Welche Themen und Arbeitsschwerpunkte hat ihr Verein?
Der Förderverein für krebskranke Kinder e.V. Freiburg ist eine gemeinnützige Organisation, die sich das Ziel gesetzt hat, schwerstkranken Kindern und ihren Familien in ihrer belastenden Lebensphase zu helfen.
Es ist ein Zusammenspiel vieler Komponenten, die die Heilungschancen eines jeden einzelnen Kindes ausmachen: Wir setzen uns dafür ein, die medizinische und personelle Versorgung zu verbessern und die Forschung voranzutreiben.
Wir sind für Familien da, die um das Leben ihres Kindes bangen und bieten ihnen umfassende Unterstützung und Betreuung. Wir begleiten Geschwisterkinder im Kindes- und Jugendalter und unterstützen sie dabei pädagogisch therapeutisch. Auch die psychosoziale Betreuung der Eltern liegt uns am Herzen, ebenso wie die Trauerbegleitung für Familien, die ein Kind verloren haben.

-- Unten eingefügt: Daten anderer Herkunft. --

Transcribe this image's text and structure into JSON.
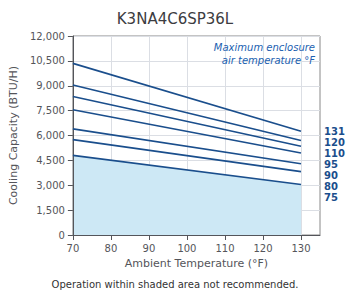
{
  "chart_data": {
    "type": "line",
    "title": "K3NA4C6SP36L",
    "xlabel": "Ambient Temperature (°F)",
    "ylabel": "Cooling Capacity (BTU/H)",
    "annotation": "Maximum enclosure\nair temperature °F",
    "footnote": "Operation within shaded area not recommended.",
    "xlim": [
      70,
      135
    ],
    "ylim": [
      0,
      12000
    ],
    "xticks": [
      70,
      80,
      90,
      100,
      110,
      120,
      130
    ],
    "yticks": [
      0,
      1500,
      3000,
      4500,
      6000,
      7500,
      9000,
      10500,
      12000
    ],
    "grid": true,
    "color": "#1a4e8c",
    "series": [
      {
        "type": "area",
        "color": "#cde8f5",
        "x": [
          70,
          130
        ],
        "values": [
          4800,
          3050
        ]
      },
      {
        "name": "131",
        "x": [
          70,
          130
        ],
        "values": [
          10350,
          6250
        ]
      },
      {
        "name": "120",
        "x": [
          70,
          130
        ],
        "values": [
          9050,
          5700
        ]
      },
      {
        "name": "110",
        "x": [
          70,
          130
        ],
        "values": [
          8350,
          5350
        ]
      },
      {
        "name": "95",
        "x": [
          70,
          130
        ],
        "values": [
          7550,
          4950
        ]
      },
      {
        "name": "90",
        "x": [
          70,
          130
        ],
        "values": [
          6400,
          4300
        ]
      },
      {
        "name": "80",
        "x": [
          70,
          130
        ],
        "values": [
          5750,
          3820
        ]
      },
      {
        "name": "75",
        "x": [
          70,
          130
        ],
        "values": [
          4800,
          3050
        ]
      }
    ]
  }
}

Unser Elternhaus befindet sich in direkter Nachbarschaft zur Kinder- und Jugendklinik des Universitätsklinikums Freiburg. Es bietet Eltern, deren Kind schwerkrank ist und möglicherweise über Wochen oder Monate in der Klinik behandelt wird, die notwendige Nähe und die Möglichkeit, als Familie in dieser schwierigen Zeit zusammenzubleiben - nicht selten wird unser Elternhaus so zu einem „zweiten Zuhause auf Zeit“.
Welche besonderen Momente erleben Sie in Ihrer täglichen Arbeit?
In der „Geschwisterinsel“ unseres Elternhauses erleben wir täglich wie belastend diese besondere Lebenssituation für alle ist – neben den Eltern und Patienten auch für die gesunden Geschwisterkinder. Auch sie brauchen eine Anlaufstelle – wir nennen ihn „Ankerplatz“- für Ihre Sorgen, Nöte, Ängste und Fragen.
Zu den ganz besonderen Momenten zählt auf jeden Fall zu sehen, wie die Kinder und Jugendlichen wieder für einen Moment die Schwere des Alltags hinter sich lassen, Leichtigkeit finden und wieder einmal unbeschwert lachen können.
Es sind aber auch die Augenblicke, in denen das Vertrauen in uns Mitarbeiterinnen spürbar wird, wenn die gesamte Gefühlspalette, in der sie sich momentan befinden zum Ausdruck kommt und sie sich öffnen.
An welchen Stellen in Ihrer Arbeit wünschen Sie sich mehr Unterstützung und von wem?
Für unsere Arbeit wünschen wir uns eine stärkere öffentliche Wahrnehmung. Es ist wichtig, dass auch Geschwister in solchen Lebenslagen mehr Sichtbarkeit erhalten, das Verständnis für ihre Situation wächst und der Fokus nicht ausschließlich auf der Erkrankung der Patienten liegt, sondern die ganze Familie gesehen wird. Zudem wäre es wünschenswert, dass Projekte dieser Art nicht ausschließlich durch Spenden gemeinnütziger Vereine finanziert werden müssen, sondern auch öffentliche Mittel bereitgestellt werden.